Como foi que a corrida começou a fazer parte de sua vida?

Iniciei em 1980, quando cursava o último ano de Medicina da UFRGS, por influência de dois professores (Dr. Gilberto Eckert e Dr. Mauro Boherer). O primeiro treino foi ao longo de toda da avenida Ipiranga, 20km, com um tênis kichute que resultou em bolhas por um semana.

A atividade física tem influência na saúde pública? No que ela contribui de fato?

A atividade física aumenta a qualidade de vida e diminui a incidência de doenças. Está provado que melhora a capacidade aeróbica, a composição corporal, a força muscular, a flexibilidade, o equilíbrio, reduz a pressão arterial, aumenta a densidade óssea, melhora o perfil lipídico, reduz a glicemia, além de melhorar o humor e combater a depressão. Quando consideramos os diferentes fatores de risco de morte por doença coronariana, vemos que 54% estão relacionados ao estilo de vida, e somente 12% referem-se a assistência médica. Estudos apontam que 5% dos custos da saúde no país são decorrentes da inatividade física. Nos Estados Unidos, o custo da inatividade física é estimando em 76 bilhões de dólares ao ano.

O que as instâncias governamentais tem feito para incentivar a população a trocar o sedentarismo pela atividade física?

Atualmente, existem incentivos financeiros para as prefeituras organizarem projetos junto a escolas públicas, com a utilização de praças e parques, aulas de ginástica para a terceira idade, dança, caminhadas orientadas e jogos esportivos.
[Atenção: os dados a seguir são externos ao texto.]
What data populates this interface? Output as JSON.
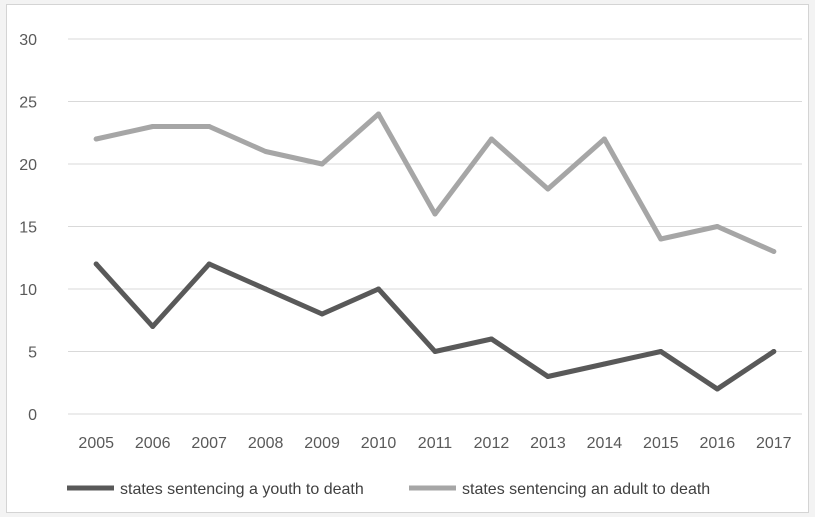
{
  "chart_data": {
    "type": "line",
    "title": "",
    "xlabel": "",
    "ylabel": "",
    "categories": [
      "2005",
      "2006",
      "2007",
      "2008",
      "2009",
      "2010",
      "2011",
      "2012",
      "2013",
      "2014",
      "2015",
      "2016",
      "2017"
    ],
    "ylim": [
      0,
      30
    ],
    "yticks": [
      "0",
      "5",
      "10",
      "15",
      "20",
      "25",
      "30"
    ],
    "grid": true,
    "legend_position": "bottom",
    "series": [
      {
        "name": "states sentencing a youth to death",
        "color": "#595959",
        "values": [
          12,
          7,
          12,
          10,
          8,
          10,
          5,
          6,
          3,
          4,
          5,
          2,
          5
        ]
      },
      {
        "name": "states sentencing an adult to death",
        "color": "#a6a6a6",
        "values": [
          22,
          23,
          23,
          21,
          20,
          24,
          16,
          22,
          18,
          22,
          14,
          15,
          13
        ]
      }
    ]
  }
}
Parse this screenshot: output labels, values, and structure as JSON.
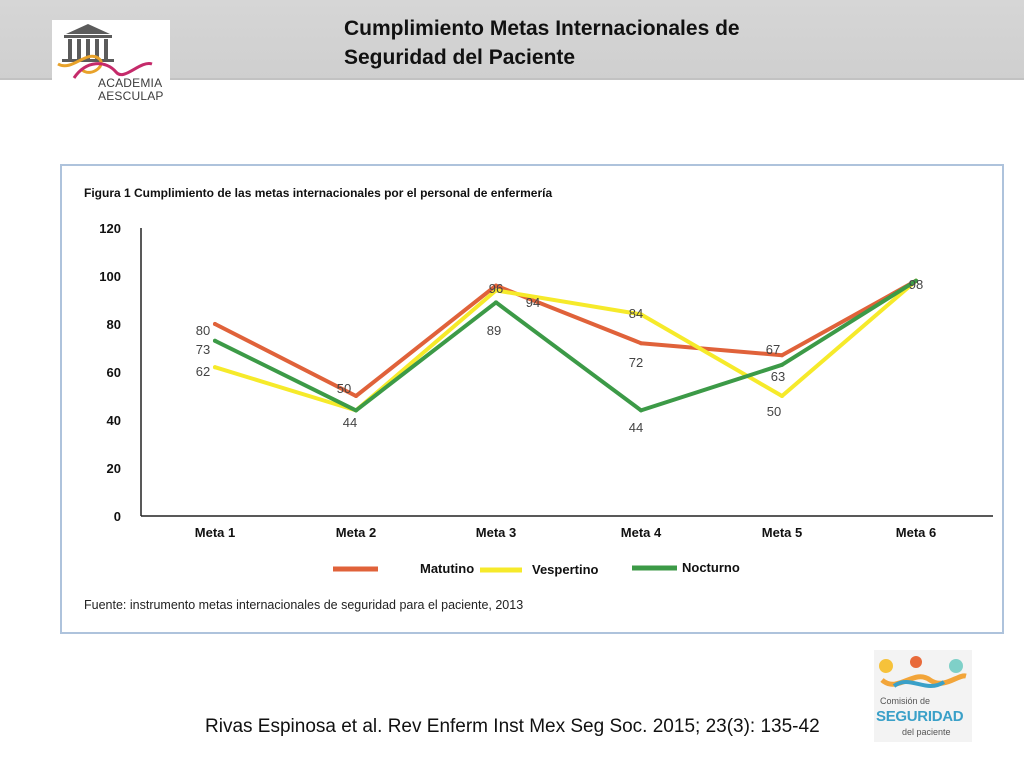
{
  "header": {
    "title_line1": "Cumplimiento Metas Internacionales de",
    "title_line2": "Seguridad del Paciente",
    "logo_left_line1": "ACADEMIA",
    "logo_left_line2": "AESCULAP"
  },
  "figure": {
    "caption": "Figura 1 Cumplimiento de las metas internacionales por el personal de enfermería",
    "source": "Fuente: instrumento metas internacionales de seguridad para el paciente, 2013"
  },
  "chart_data": {
    "type": "line",
    "categories": [
      "Meta 1",
      "Meta 2",
      "Meta 3",
      "Meta 4",
      "Meta 5",
      "Meta 6"
    ],
    "y_ticks": [
      0,
      20,
      40,
      60,
      80,
      100,
      120
    ],
    "ylim": [
      0,
      120
    ],
    "grid": false,
    "legend_position": "bottom",
    "series": [
      {
        "name": "Matutino",
        "color": "#e0623a",
        "values": [
          80,
          50,
          96,
          72,
          67,
          98
        ]
      },
      {
        "name": "Vespertino",
        "color": "#f6ea2a",
        "values": [
          62,
          44,
          94,
          84,
          50,
          98
        ]
      },
      {
        "name": "Nocturno",
        "color": "#3c9a47",
        "values": [
          73,
          44,
          89,
          44,
          63,
          98
        ]
      }
    ],
    "point_labels": [
      {
        "category": "Meta 1",
        "text": "80"
      },
      {
        "category": "Meta 1",
        "text": "73"
      },
      {
        "category": "Meta 1",
        "text": "62"
      },
      {
        "category": "Meta 2",
        "text": "50"
      },
      {
        "category": "Meta 2",
        "text": "44"
      },
      {
        "category": "Meta 3",
        "text": "96"
      },
      {
        "category": "Meta 3",
        "text": "94"
      },
      {
        "category": "Meta 3",
        "text": "89"
      },
      {
        "category": "Meta 4",
        "text": "84"
      },
      {
        "category": "Meta 4",
        "text": "72"
      },
      {
        "category": "Meta 4",
        "text": "44"
      },
      {
        "category": "Meta 5",
        "text": "67"
      },
      {
        "category": "Meta 5",
        "text": "63"
      },
      {
        "category": "Meta 5",
        "text": "50"
      },
      {
        "category": "Meta 6",
        "text": "98"
      }
    ]
  },
  "citation": "Rivas Espinosa et al. Rev Enferm Inst Mex Seg Soc. 2015; 23(3): 135-42",
  "logo_right": {
    "line1": "Comisión de",
    "line2": "SEGURIDAD",
    "line3": "del paciente"
  }
}
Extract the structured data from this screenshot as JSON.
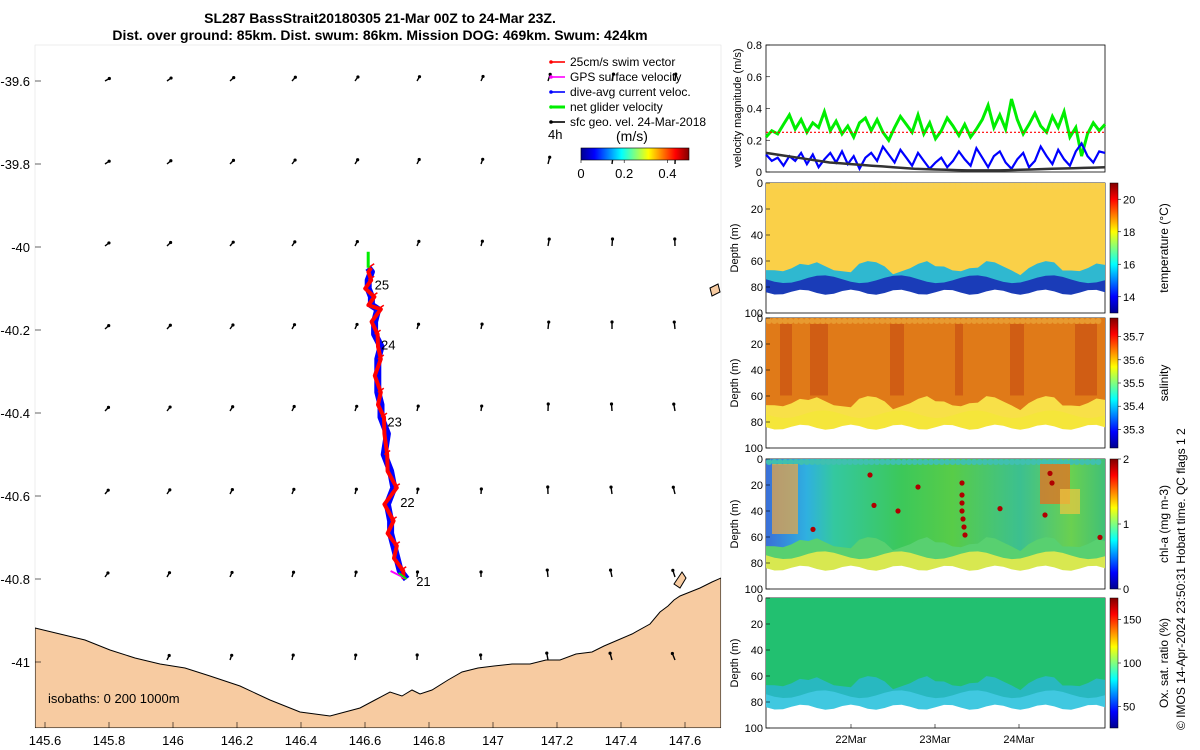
{
  "title_line1": "SL287 BassStrait20180305 21-Mar 00Z to 24-Mar 23Z.",
  "title_line2": "Dist. over ground: 85km. Dist. swum: 86km. Mission DOG: 469km. Swum: 424km",
  "credit": "© IMOS 14-Apr-2024 23:50:31 Hobart time. QC flags 1  2",
  "colors": {
    "land": "#f7cba1",
    "swim": "#ff0000",
    "gps": "#ff00ff",
    "current": "#0000ff",
    "net": "#00ee00",
    "geo": "#000000"
  },
  "chart_data": [
    {
      "type": "scatter",
      "name": "glider-track-map",
      "xlabel": "",
      "ylabel": "",
      "xlim": [
        145.6,
        147.75
      ],
      "ylim": [
        -41.15,
        -39.52
      ],
      "x_ticks": [
        "145.6",
        "145.8",
        "146",
        "146.2",
        "146.4",
        "146.6",
        "146.8",
        "147",
        "147.2",
        "147.4",
        "147.6"
      ],
      "y_ticks": [
        "-39.6",
        "-39.8",
        "-40",
        "-40.2",
        "-40.4",
        "-40.6",
        "-40.8",
        "-41"
      ],
      "track": {
        "lon": [
          146.73,
          146.71,
          146.7,
          146.69,
          146.68,
          146.68,
          146.67,
          146.69,
          146.68,
          146.66,
          146.67,
          146.65,
          146.65,
          146.64,
          146.64,
          146.64,
          146.65,
          146.63,
          146.63,
          146.64,
          146.62,
          146.62,
          146.61,
          146.61,
          146.62,
          146.61
        ],
        "lat": [
          -40.8,
          -40.78,
          -40.75,
          -40.72,
          -40.69,
          -40.66,
          -40.62,
          -40.58,
          -40.54,
          -40.5,
          -40.45,
          -40.41,
          -40.38,
          -40.35,
          -40.31,
          -40.27,
          -40.24,
          -40.21,
          -40.18,
          -40.15,
          -40.14,
          -40.12,
          -40.1,
          -40.08,
          -40.06,
          -40.05
        ]
      },
      "day_labels": [
        {
          "text": "21",
          "lon": 146.76,
          "lat": -40.805
        },
        {
          "text": "22",
          "lon": 146.71,
          "lat": -40.615
        },
        {
          "text": "23",
          "lon": 146.67,
          "lat": -40.42
        },
        {
          "text": "24",
          "lon": 146.65,
          "lat": -40.235
        },
        {
          "text": "25",
          "lon": 146.63,
          "lat": -40.09
        }
      ],
      "legend_entries": [
        {
          "label": "25cm/s swim vector",
          "color": "#ff0000"
        },
        {
          "label": "GPS surface velocity",
          "color": "#ff00ff"
        },
        {
          "label": "dive-avg current veloc.",
          "color": "#0000ff"
        },
        {
          "label": "net glider velocity",
          "color": "#00ee00"
        },
        {
          "label": "sfc geo. vel. 24-Mar-2018",
          "color": "#000000"
        }
      ],
      "legend_interval": "4h",
      "colorbar": {
        "label": "(m/s)",
        "ticks": [
          "0",
          "0.2",
          "0.4"
        ],
        "range": [
          0,
          0.5
        ]
      },
      "isobaths_label": "isobaths: 0   200  1000m"
    },
    {
      "type": "line",
      "name": "velocity-magnitude",
      "ylabel": "velocity magnitude (m/s)",
      "ylim": [
        0,
        0.8
      ],
      "y_ticks": [
        "0",
        "0.2",
        "0.4",
        "0.6",
        "0.8"
      ],
      "series": [
        {
          "name": "net glider velocity",
          "color": "#00ee00",
          "values": [
            0.22,
            0.26,
            0.24,
            0.3,
            0.36,
            0.27,
            0.33,
            0.25,
            0.31,
            0.28,
            0.38,
            0.26,
            0.32,
            0.24,
            0.29,
            0.22,
            0.31,
            0.34,
            0.26,
            0.33,
            0.25,
            0.2,
            0.28,
            0.35,
            0.3,
            0.25,
            0.36,
            0.24,
            0.31,
            0.21,
            0.26,
            0.34,
            0.29,
            0.23,
            0.3,
            0.22,
            0.27,
            0.33,
            0.42,
            0.28,
            0.36,
            0.27,
            0.46,
            0.33,
            0.24,
            0.3,
            0.37,
            0.29,
            0.25,
            0.35,
            0.28,
            0.38,
            0.22,
            0.28,
            0.1,
            0.24,
            0.31,
            0.26,
            0.3
          ]
        },
        {
          "name": "swim vector",
          "color": "#ff0000",
          "values": [
            0.25,
            0.25,
            0.25,
            0.25,
            0.25,
            0.25,
            0.25,
            0.25,
            0.25,
            0.25,
            0.25,
            0.25,
            0.25,
            0.25,
            0.25,
            0.25,
            0.25,
            0.25,
            0.25,
            0.25,
            0.25,
            0.25,
            0.25,
            0.25,
            0.25,
            0.25,
            0.25,
            0.25,
            0.25,
            0.25,
            0.25,
            0.25,
            0.25,
            0.25,
            0.25,
            0.25,
            0.25,
            0.25,
            0.25,
            0.25,
            0.25,
            0.25,
            0.25,
            0.25,
            0.25,
            0.25,
            0.25,
            0.25,
            0.25,
            0.25,
            0.25,
            0.25,
            0.25,
            0.25,
            0.25,
            0.25,
            0.25,
            0.25,
            0.25
          ]
        },
        {
          "name": "dive-avg current",
          "color": "#0000ff",
          "values": [
            0.11,
            0.07,
            0.09,
            0.04,
            0.1,
            0.07,
            0.12,
            0.05,
            0.11,
            0.03,
            0.08,
            0.12,
            0.06,
            0.13,
            0.05,
            0.1,
            0.02,
            0.09,
            0.12,
            0.07,
            0.16,
            0.11,
            0.06,
            0.14,
            0.09,
            0.04,
            0.12,
            0.07,
            0.02,
            0.06,
            0.09,
            0.03,
            0.07,
            0.13,
            0.08,
            0.04,
            0.15,
            0.09,
            0.03,
            0.1,
            0.13,
            0.06,
            0.02,
            0.08,
            0.12,
            0.03,
            0.07,
            0.16,
            0.1,
            0.05,
            0.14,
            0.08,
            0.04,
            0.13,
            0.18,
            0.1,
            0.06,
            0.13,
            0.12
          ]
        },
        {
          "name": "sfc geo. vel.",
          "color": "#333333",
          "values": [
            0.12,
            0.11,
            0.1,
            0.09,
            0.08,
            0.07,
            0.06,
            0.055,
            0.05,
            0.045,
            0.04,
            0.035,
            0.03,
            0.025,
            0.02,
            0.018,
            0.016,
            0.014,
            0.012,
            0.01,
            0.01,
            0.01,
            0.01,
            0.012,
            0.014,
            0.016,
            0.018,
            0.02,
            0.022,
            0.024,
            0.026,
            0.028,
            0.03
          ]
        }
      ]
    },
    {
      "type": "heatmap",
      "name": "temperature-section",
      "ylabel": "Depth (m)",
      "colorbar_label": "temperature (°C)",
      "ylim": [
        0,
        100
      ],
      "y_ticks": [
        "0",
        "20",
        "40",
        "60",
        "80",
        "100"
      ],
      "colorbar_ticks": [
        "14",
        "16",
        "18",
        "20"
      ],
      "crange": [
        13,
        21
      ]
    },
    {
      "type": "heatmap",
      "name": "salinity-section",
      "ylabel": "Depth (m)",
      "colorbar_label": "salinity",
      "ylim": [
        0,
        100
      ],
      "y_ticks": [
        "0",
        "20",
        "40",
        "60",
        "80",
        "100"
      ],
      "colorbar_ticks": [
        "35.3",
        "35.4",
        "35.5",
        "35.6",
        "35.7"
      ],
      "crange": [
        35.22,
        35.78
      ]
    },
    {
      "type": "heatmap",
      "name": "chla-section",
      "ylabel": "Depth (m)",
      "colorbar_label": "chl-a (mg m-3)",
      "ylim": [
        0,
        100
      ],
      "y_ticks": [
        "0",
        "20",
        "40",
        "60",
        "80",
        "100"
      ],
      "colorbar_ticks": [
        "0",
        "1",
        "2"
      ],
      "crange": [
        0,
        2
      ]
    },
    {
      "type": "heatmap",
      "name": "oxygen-section",
      "ylabel": "Depth (m)",
      "colorbar_label": "Ox. sat. ratio (%)",
      "ylim": [
        0,
        100
      ],
      "y_ticks": [
        "0",
        "20",
        "40",
        "60",
        "80",
        "100"
      ],
      "colorbar_ticks": [
        "50",
        "100",
        "150"
      ],
      "crange": [
        25,
        175
      ],
      "x_ticks": [
        "22Mar",
        "23Mar",
        "24Mar"
      ]
    }
  ]
}
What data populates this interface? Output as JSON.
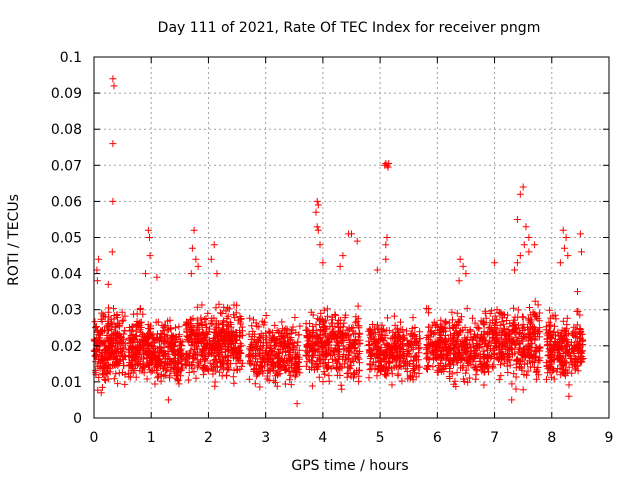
{
  "chart_data": {
    "type": "scatter",
    "title": "Day 111 of 2021, Rate Of TEC Index for receiver pngm",
    "xlabel": "GPS time / hours",
    "ylabel": "ROTI / TECUs",
    "xlim": [
      0,
      9
    ],
    "ylim": [
      0,
      0.1
    ],
    "xticks": [
      0,
      1,
      2,
      3,
      4,
      5,
      6,
      7,
      8,
      9
    ],
    "ytick_labels": [
      "0",
      "0.01",
      "0.02",
      "0.03",
      "0.04",
      "0.05",
      "0.06",
      "0.07",
      "0.08",
      "0.09",
      "0.1"
    ],
    "yticks": [
      0,
      0.01,
      0.02,
      0.03,
      0.04,
      0.05,
      0.06,
      0.07,
      0.08,
      0.09,
      0.1
    ],
    "grid": true,
    "marker": "+",
    "marker_color": "#ff0000",
    "series": [
      {
        "name": "ROTI",
        "clusters": [
          {
            "x_range": [
              0.0,
              0.55
            ],
            "y_range": [
              0.006,
              0.033
            ],
            "count": 260
          },
          {
            "x_range": [
              0.6,
              1.0
            ],
            "y_range": [
              0.007,
              0.032
            ],
            "count": 200
          },
          {
            "x_range": [
              1.0,
              1.55
            ],
            "y_range": [
              0.006,
              0.03
            ],
            "count": 240
          },
          {
            "x_range": [
              1.6,
              2.2
            ],
            "y_range": [
              0.007,
              0.034
            ],
            "count": 260
          },
          {
            "x_range": [
              2.2,
              2.6
            ],
            "y_range": [
              0.008,
              0.034
            ],
            "count": 180
          },
          {
            "x_range": [
              2.7,
              3.6
            ],
            "y_range": [
              0.006,
              0.03
            ],
            "count": 320
          },
          {
            "x_range": [
              3.7,
              4.65
            ],
            "y_range": [
              0.006,
              0.034
            ],
            "count": 360
          },
          {
            "x_range": [
              4.8,
              5.7
            ],
            "y_range": [
              0.007,
              0.03
            ],
            "count": 330
          },
          {
            "x_range": [
              5.8,
              6.8
            ],
            "y_range": [
              0.007,
              0.032
            ],
            "count": 360
          },
          {
            "x_range": [
              6.8,
              7.8
            ],
            "y_range": [
              0.007,
              0.034
            ],
            "count": 380
          },
          {
            "x_range": [
              7.9,
              8.55
            ],
            "y_range": [
              0.007,
              0.032
            ],
            "count": 260
          }
        ],
        "peaks": [
          [
            0.33,
            0.094
          ],
          [
            0.35,
            0.092
          ],
          [
            0.33,
            0.076
          ],
          [
            0.33,
            0.06
          ],
          [
            0.32,
            0.046
          ],
          [
            0.08,
            0.044
          ],
          [
            0.05,
            0.041
          ],
          [
            0.06,
            0.038
          ],
          [
            0.25,
            0.037
          ],
          [
            0.95,
            0.052
          ],
          [
            0.97,
            0.05
          ],
          [
            0.98,
            0.045
          ],
          [
            0.9,
            0.04
          ],
          [
            1.1,
            0.039
          ],
          [
            1.75,
            0.052
          ],
          [
            1.72,
            0.047
          ],
          [
            1.78,
            0.044
          ],
          [
            1.82,
            0.042
          ],
          [
            1.7,
            0.04
          ],
          [
            2.1,
            0.048
          ],
          [
            2.05,
            0.044
          ],
          [
            2.15,
            0.04
          ],
          [
            3.9,
            0.06
          ],
          [
            3.92,
            0.059
          ],
          [
            3.88,
            0.057
          ],
          [
            3.9,
            0.053
          ],
          [
            3.92,
            0.052
          ],
          [
            3.95,
            0.048
          ],
          [
            4.0,
            0.043
          ],
          [
            4.3,
            0.042
          ],
          [
            4.45,
            0.051
          ],
          [
            4.5,
            0.051
          ],
          [
            4.6,
            0.049
          ],
          [
            4.35,
            0.045
          ],
          [
            5.08,
            0.07
          ],
          [
            5.1,
            0.0705
          ],
          [
            5.12,
            0.07
          ],
          [
            5.15,
            0.0705
          ],
          [
            5.14,
            0.0695
          ],
          [
            5.12,
            0.05
          ],
          [
            5.1,
            0.048
          ],
          [
            5.1,
            0.044
          ],
          [
            4.95,
            0.041
          ],
          [
            6.4,
            0.044
          ],
          [
            6.45,
            0.042
          ],
          [
            6.5,
            0.04
          ],
          [
            6.38,
            0.038
          ],
          [
            7.5,
            0.064
          ],
          [
            7.45,
            0.062
          ],
          [
            7.4,
            0.055
          ],
          [
            7.55,
            0.053
          ],
          [
            7.6,
            0.05
          ],
          [
            7.52,
            0.048
          ],
          [
            7.45,
            0.045
          ],
          [
            7.4,
            0.043
          ],
          [
            7.35,
            0.041
          ],
          [
            7.6,
            0.046
          ],
          [
            7.0,
            0.043
          ],
          [
            7.7,
            0.048
          ],
          [
            8.2,
            0.052
          ],
          [
            8.25,
            0.05
          ],
          [
            8.22,
            0.047
          ],
          [
            8.28,
            0.045
          ],
          [
            8.15,
            0.043
          ],
          [
            8.5,
            0.051
          ],
          [
            8.52,
            0.046
          ],
          [
            8.45,
            0.035
          ],
          [
            1.3,
            0.005
          ],
          [
            3.55,
            0.004
          ],
          [
            7.3,
            0.005
          ],
          [
            8.3,
            0.006
          ]
        ]
      }
    ]
  }
}
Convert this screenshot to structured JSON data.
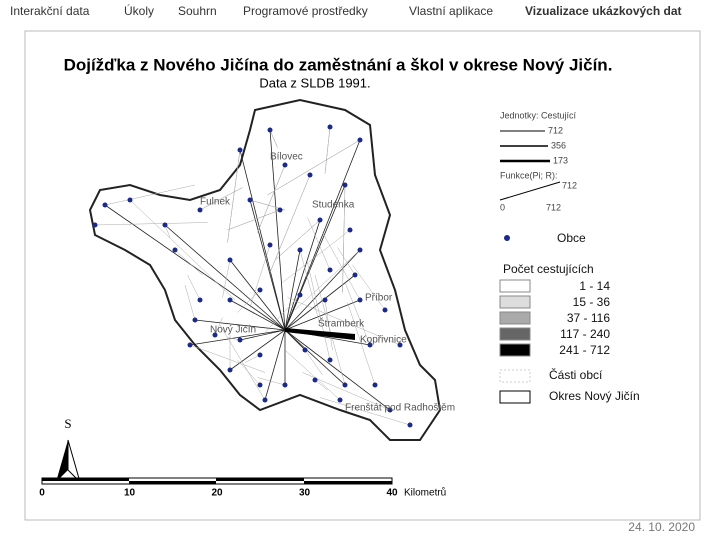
{
  "nav": {
    "items": [
      "Interakční data",
      "Úkoly",
      "Souhrn",
      "Programové prostředky",
      "Vlastní aplikace"
    ],
    "active": "Vizualizace ukázkových dat"
  },
  "map": {
    "title": "Dojížďka z Nového Jičína do zaměstnání a škol v okrese Nový Jičín.",
    "subtitle": "Data z SLDB 1991.",
    "places": [
      "Fulnek",
      "Studénka",
      "Bílovec",
      "Příbor",
      "Nový Jičín",
      "Štramberk",
      "Kopřivnice",
      "Frenštát pod Radhoštěm"
    ],
    "legend": {
      "units": "Jednotky: Cestující",
      "widths": [
        "712",
        "356",
        "173"
      ],
      "function": "Funkce(Pi; R):",
      "function_ticks": [
        "0",
        "712"
      ],
      "function_max": "712",
      "municipalities": "Obce",
      "classes_title": "Počet cestujících",
      "classes": [
        "1 - 14",
        "15 - 36",
        "37 - 116",
        "117 - 240",
        "241 - 712"
      ],
      "parts": "Části obcí",
      "district": "Okres Nový Jičín"
    },
    "north": "S",
    "scale": {
      "ticks": [
        "0",
        "10",
        "20",
        "30",
        "40"
      ],
      "unit": "Kilometrů"
    }
  },
  "footer": {
    "date": "24. 10. 2020"
  }
}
É importante destacar a iniciativa de vários municípios brasileiros que tem introduzido programas de Incentivo à Atividade Física com “Academias da Cidade”, propiciando aos seus usuários avaliação física e a prática de exercícios físicos regulares, acompanhados e com orientação nutricional. Temos os exemplos de Recife (onde começou o projeto), Belo Horizonte, Curitiba e Aracajú. O Programa Agita São Paulo hoje é reconhecido internacionalmente como modelo para a promoção de atividade física.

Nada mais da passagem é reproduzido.